Sudden Bund yield shift marks potential turning point for German investors

by

There was much talk in the financial press in late January when benchmark German debt yields turned positive for the first time since the onset of the Coronavirus pandemic. Germany's 10-year bond yield is often viewed as a benchmark for borrowing costs across the Eurozone, and a measure of the 'spread' investors in real estate are targeting compared to a 'risk-free' investment.

Yields worldwide on bonds have risen, led by the US, as the spectre of inflation comes back to haunt markets. Eurozone inflation rose to 5% in December, and was even higher in Germany, the highest since the introduction of the euro two decades ago.

The Bund's 10-year yield note rose on January 19th as high as 0.013 per cent, a rise of 2 basis points on the day and the highest level since May 2019, reflecting a drop in the price of the debt. In mid-December the Bund yield was registering minus 0.4 per cent. The Bund yield has (at time of REFIRE writing) slipped back temporarily into negative territory again.

The German government's 10-year borrowing rate had been negative for nearly three years, with investors prepared to pay for the privilege of lending to the sovereign state for ten years or more. These bond investors have been starved of any positive return since then. The prospect of the European Central Bank slowing down its programme of emergency bond-buying from March onwards and tightening its monetary policy overall, has pushed bond yields higher. In the US, the Fed has also indicated a series of imminent interest rate rises to combat inflation, starting in March, while investors are gaining confidence that there is light at the end of the COVID tunnel.

Germany's economy grew by 2.7% in 2021, according to the Federal Statistics Office, but growth in 2021 was 2% lower than in 2019, showing that the economy has not yet returned to its pre-pandemic levels.

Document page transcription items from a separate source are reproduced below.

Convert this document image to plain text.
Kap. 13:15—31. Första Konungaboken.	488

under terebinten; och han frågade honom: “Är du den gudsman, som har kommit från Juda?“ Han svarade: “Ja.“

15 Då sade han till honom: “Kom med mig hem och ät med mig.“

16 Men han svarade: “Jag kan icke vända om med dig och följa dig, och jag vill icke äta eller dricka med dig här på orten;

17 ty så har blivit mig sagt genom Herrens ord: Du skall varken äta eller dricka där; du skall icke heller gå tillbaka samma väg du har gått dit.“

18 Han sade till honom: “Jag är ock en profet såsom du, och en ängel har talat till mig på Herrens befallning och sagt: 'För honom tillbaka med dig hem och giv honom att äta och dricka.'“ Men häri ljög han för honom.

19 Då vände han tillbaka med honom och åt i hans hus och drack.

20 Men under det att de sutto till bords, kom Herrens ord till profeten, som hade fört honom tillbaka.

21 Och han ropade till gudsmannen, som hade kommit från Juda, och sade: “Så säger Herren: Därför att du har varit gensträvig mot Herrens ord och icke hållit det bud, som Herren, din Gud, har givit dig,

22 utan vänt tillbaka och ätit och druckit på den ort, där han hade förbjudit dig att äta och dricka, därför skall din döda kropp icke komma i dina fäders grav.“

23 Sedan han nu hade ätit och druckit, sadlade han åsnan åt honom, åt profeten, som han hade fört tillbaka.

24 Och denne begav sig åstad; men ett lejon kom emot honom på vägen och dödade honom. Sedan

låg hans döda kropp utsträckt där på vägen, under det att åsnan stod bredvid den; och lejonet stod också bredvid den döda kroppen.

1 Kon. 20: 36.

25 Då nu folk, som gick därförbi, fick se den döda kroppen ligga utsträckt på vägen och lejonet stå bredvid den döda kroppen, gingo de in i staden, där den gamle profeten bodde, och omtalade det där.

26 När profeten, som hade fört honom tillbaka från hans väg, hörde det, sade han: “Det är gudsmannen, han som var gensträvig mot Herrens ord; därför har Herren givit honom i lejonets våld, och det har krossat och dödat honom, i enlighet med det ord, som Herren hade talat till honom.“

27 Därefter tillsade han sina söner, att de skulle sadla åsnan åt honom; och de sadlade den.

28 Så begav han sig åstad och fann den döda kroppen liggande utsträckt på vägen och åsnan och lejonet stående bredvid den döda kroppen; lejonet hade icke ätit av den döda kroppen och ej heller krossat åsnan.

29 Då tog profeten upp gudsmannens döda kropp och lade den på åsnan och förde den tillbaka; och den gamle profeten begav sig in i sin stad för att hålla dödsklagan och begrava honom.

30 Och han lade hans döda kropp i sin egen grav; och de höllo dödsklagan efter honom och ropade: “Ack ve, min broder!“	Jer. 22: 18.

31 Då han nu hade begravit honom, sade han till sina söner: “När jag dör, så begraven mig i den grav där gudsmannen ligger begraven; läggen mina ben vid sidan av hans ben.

So, what are the implications of this for real estate investors?

Many banks have already raised their interest rates for building finance since the beginning of the year. Michael Neumann, CEO of fintech and mortgage matcher Dr. Klein, believes that the assumption that the Fed will act faster and more energetically than Fed chairman Powell has recently signalled is the motor driving up interest rates in Germany

Dr. Klein's current best interest rate are 0.62% regionally and 0.81% nationally are still very favourable, but Neumann says the time of rock-bottom interest rates is over, and the all-time low of 2020 won't be visited again. And the inflation trajectory is still the big unknown. "If inflation rates do not decline significantly, even though the special effects caused by the pandemic, such as supply bottlenecks, decrease, the pressure on the ECB to review its monetary policy will increase. And if it announces a more restrictive approach, this could make mortgage rates more expensive."

Another factor could also push up interest rates - the higher requirements for banks in terms of the ír capital buffers for building finance, recently announced by the BaFin. "Basically, the higher capital adequacy requirements increase the refinancing costs of the banks - and thus also the conditions for consumers," says Neumann. However, given the competition in the sector, Neumann doubts that the banks will pass on the higher costs directly to their customers. "The increase in price WILL be noticeable, but not with significant spikes. A much stronger factor for the construction loan interest rate is the general development on the market."

No great interest rate rises this year, then? Despite the European Central Bank at its last council meeting in December nearly doubling its inflation expectations for this year to 3.2%, Neumann still expects the bank to hold to its course of loose monetary policy. "Here's where we see ECB boss Christine Lagarde cementing her path once again. No exit from cheap money and probably no increase in the key interest rate this year. As long as the ECB continues to buy bonds to such a relevant extent, this will clearly limit the rise in mortgage rates."

Even without big rate rises this year, the trend long-term from here is upward, he says. Neumann advises potential residential property buyers not to rush into a decision to buy right now, but to continue to look around. And if they find the right property, then act decisively, since property prices are likely to continue moving upwards for a while yet.